Ruth McRoy is a Distinguished Teaching Professor, Associate Dean for Research, Director of the Center for Social Work Research, and Ruby Lee Piester Centennial Professor in Services to Children and Families in the School of Social Work and Center for African and African American Studies at the University of Texas. Dr. McRoy is listed in Who’s Who of American Women and Who’s Who Among Black Americans. Her research focuses on racial issues in adoption and child welfare.
Steven Pinker is both Peter de Florez Professor in the Department of Brain and Cognitive Sciences and Mac Vicar Faculty Fellow at MIT. An expert in language acquisition, Dr. Pinker received the Linguistic Society of America’s Language and the Public Award and was honored among Newsweek’s 100 Americans for the Next Century. He is also a Fellow of APA, the American Association for the Advancement of Science, and the Neurosciences Research Program.

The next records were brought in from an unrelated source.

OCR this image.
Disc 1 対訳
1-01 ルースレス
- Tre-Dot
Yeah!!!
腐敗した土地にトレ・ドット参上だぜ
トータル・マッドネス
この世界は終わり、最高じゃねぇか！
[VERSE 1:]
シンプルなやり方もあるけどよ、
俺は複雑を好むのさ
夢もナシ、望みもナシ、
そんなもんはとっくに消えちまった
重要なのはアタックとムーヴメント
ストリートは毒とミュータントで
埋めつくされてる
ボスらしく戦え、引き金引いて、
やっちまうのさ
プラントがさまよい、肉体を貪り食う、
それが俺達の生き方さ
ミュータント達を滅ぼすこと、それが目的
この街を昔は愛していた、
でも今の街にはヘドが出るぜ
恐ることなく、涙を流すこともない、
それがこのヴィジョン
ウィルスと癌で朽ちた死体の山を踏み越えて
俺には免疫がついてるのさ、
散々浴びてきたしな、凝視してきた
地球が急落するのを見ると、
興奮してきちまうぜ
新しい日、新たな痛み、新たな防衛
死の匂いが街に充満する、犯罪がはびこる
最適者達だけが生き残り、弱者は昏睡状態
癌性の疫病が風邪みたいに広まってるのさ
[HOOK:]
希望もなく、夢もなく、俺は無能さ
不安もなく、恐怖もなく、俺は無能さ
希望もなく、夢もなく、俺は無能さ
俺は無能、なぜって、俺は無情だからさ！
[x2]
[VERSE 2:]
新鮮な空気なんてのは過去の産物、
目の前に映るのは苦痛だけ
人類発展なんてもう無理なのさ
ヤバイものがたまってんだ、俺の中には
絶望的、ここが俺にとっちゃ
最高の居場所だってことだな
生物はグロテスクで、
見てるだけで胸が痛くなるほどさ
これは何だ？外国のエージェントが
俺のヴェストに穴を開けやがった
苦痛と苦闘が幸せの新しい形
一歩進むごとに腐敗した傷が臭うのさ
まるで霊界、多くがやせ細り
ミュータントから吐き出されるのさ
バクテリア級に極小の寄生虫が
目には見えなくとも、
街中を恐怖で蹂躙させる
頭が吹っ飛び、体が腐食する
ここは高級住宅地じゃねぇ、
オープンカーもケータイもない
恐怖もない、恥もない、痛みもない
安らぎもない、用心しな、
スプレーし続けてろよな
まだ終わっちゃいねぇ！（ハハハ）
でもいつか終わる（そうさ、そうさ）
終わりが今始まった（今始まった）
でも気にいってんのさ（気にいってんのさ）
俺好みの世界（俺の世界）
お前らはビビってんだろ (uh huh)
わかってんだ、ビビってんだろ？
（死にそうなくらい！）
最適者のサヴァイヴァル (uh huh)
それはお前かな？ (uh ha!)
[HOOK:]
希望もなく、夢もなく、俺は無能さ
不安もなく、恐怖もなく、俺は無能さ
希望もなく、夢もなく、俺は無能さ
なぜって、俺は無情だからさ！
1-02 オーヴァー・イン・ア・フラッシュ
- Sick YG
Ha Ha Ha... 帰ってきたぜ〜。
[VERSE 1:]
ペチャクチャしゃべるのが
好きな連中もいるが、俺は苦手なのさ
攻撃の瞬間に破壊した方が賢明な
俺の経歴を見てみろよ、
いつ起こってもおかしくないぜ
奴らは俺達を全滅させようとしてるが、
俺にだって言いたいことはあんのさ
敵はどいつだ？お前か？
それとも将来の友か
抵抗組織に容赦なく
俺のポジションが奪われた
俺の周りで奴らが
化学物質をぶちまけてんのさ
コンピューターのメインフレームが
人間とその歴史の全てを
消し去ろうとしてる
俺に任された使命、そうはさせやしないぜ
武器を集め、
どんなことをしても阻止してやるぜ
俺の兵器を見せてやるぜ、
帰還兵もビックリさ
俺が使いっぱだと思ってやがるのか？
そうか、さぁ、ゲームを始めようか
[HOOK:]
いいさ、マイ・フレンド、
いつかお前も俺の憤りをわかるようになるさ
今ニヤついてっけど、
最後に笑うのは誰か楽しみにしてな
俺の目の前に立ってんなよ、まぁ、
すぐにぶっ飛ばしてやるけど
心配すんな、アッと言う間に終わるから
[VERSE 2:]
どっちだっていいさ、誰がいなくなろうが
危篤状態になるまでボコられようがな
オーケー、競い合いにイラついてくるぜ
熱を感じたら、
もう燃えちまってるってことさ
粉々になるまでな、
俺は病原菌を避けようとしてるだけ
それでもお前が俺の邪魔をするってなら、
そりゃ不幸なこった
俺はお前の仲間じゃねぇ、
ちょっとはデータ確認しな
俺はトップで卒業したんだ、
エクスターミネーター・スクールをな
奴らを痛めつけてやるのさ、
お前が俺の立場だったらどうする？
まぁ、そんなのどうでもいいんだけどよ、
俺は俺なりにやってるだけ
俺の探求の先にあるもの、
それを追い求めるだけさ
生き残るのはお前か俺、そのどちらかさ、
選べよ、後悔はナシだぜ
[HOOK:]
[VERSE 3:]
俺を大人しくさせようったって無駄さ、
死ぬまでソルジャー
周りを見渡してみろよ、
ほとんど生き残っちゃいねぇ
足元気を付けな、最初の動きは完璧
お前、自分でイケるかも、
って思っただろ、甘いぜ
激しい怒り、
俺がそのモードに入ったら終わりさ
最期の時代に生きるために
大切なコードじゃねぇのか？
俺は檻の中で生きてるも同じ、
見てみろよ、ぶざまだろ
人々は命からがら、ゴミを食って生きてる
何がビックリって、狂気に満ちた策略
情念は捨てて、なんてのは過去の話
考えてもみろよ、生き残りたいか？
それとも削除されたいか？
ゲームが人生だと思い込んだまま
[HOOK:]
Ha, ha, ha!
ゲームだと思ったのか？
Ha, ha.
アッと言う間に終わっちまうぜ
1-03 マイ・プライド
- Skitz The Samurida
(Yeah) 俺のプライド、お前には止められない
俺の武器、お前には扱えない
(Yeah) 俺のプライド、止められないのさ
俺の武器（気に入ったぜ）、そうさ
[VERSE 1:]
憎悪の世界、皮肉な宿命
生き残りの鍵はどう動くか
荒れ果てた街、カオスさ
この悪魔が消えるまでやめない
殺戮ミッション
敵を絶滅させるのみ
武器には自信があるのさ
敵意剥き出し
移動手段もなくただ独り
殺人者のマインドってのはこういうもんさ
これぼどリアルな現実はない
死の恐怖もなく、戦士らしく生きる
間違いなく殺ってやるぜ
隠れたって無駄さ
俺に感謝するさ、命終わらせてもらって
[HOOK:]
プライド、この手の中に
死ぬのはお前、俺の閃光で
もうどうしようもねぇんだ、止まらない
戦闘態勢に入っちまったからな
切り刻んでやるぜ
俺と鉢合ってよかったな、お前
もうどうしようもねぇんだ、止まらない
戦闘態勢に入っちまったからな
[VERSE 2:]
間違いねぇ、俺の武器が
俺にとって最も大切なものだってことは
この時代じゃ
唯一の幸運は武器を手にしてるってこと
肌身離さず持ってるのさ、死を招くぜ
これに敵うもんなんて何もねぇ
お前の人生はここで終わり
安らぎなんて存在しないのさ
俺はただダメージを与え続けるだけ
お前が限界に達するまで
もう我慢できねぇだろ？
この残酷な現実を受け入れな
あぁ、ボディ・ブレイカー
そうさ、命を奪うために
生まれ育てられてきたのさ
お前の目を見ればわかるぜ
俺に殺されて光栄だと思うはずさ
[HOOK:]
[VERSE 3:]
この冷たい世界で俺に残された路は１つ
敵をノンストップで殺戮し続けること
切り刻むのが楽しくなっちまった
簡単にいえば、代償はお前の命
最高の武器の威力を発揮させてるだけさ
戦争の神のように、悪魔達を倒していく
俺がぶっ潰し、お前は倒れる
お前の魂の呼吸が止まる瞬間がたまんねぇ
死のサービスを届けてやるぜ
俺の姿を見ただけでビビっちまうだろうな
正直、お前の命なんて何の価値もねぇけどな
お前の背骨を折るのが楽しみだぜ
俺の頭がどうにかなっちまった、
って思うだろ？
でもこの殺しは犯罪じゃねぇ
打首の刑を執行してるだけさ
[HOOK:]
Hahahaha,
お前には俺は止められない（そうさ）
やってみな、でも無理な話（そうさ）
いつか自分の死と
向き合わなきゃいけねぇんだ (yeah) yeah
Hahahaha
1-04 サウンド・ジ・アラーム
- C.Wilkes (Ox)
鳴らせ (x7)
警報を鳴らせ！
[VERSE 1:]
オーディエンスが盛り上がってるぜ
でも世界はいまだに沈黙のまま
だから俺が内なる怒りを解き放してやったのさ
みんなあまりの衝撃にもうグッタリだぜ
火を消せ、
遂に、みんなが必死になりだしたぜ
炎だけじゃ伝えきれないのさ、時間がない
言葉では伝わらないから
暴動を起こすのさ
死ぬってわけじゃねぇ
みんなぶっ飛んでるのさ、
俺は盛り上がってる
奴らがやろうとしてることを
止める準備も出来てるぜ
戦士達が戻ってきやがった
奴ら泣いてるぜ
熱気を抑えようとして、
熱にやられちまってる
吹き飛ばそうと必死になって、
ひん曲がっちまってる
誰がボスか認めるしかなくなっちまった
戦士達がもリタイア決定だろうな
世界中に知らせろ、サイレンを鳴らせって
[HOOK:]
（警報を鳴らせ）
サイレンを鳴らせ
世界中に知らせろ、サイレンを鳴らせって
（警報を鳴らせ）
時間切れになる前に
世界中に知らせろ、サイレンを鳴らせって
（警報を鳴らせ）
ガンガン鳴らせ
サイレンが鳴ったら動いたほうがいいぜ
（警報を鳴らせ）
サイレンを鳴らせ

David Takeuchi is a Professor of Sociology at Indiana University and a Professor in the School of Social Work at the University of Washington. Dr. Takeuchi has a cross-disciplinary background in sociology, mental health, and culture. He was Scientific Consultant to the U.S. Surgeon General and is currently on the editorial boards of the Journal of Mental Health Administration and the Journal of Health and Social Behavior.
Alexander von Eye is a Professor of Psychology at Michigan State University. A Fellow of APA Division 5, Dr. von Eye has dedicated much of his work to building bridges between methods and statistics and applied fields, such as developmental psychology. One of his roles on the Advisory Committee will be to represent the interests of the Decade’s international affliliate organizations.
Ellen Wartella is Dean of the College of Communication, Walter Cronkite Regents Chair of Communication, and Mrs. Mary Gibbs Jones Centennial Chair in Communication at the University of Texas, Austin. Dr. Wartella serves on the editorial boards of Communication Theory and Human Communication Research and is Senior Research Fellow at the IC2 Institute. As a consultant to the FCC, she has been an advocate for better television programming for children.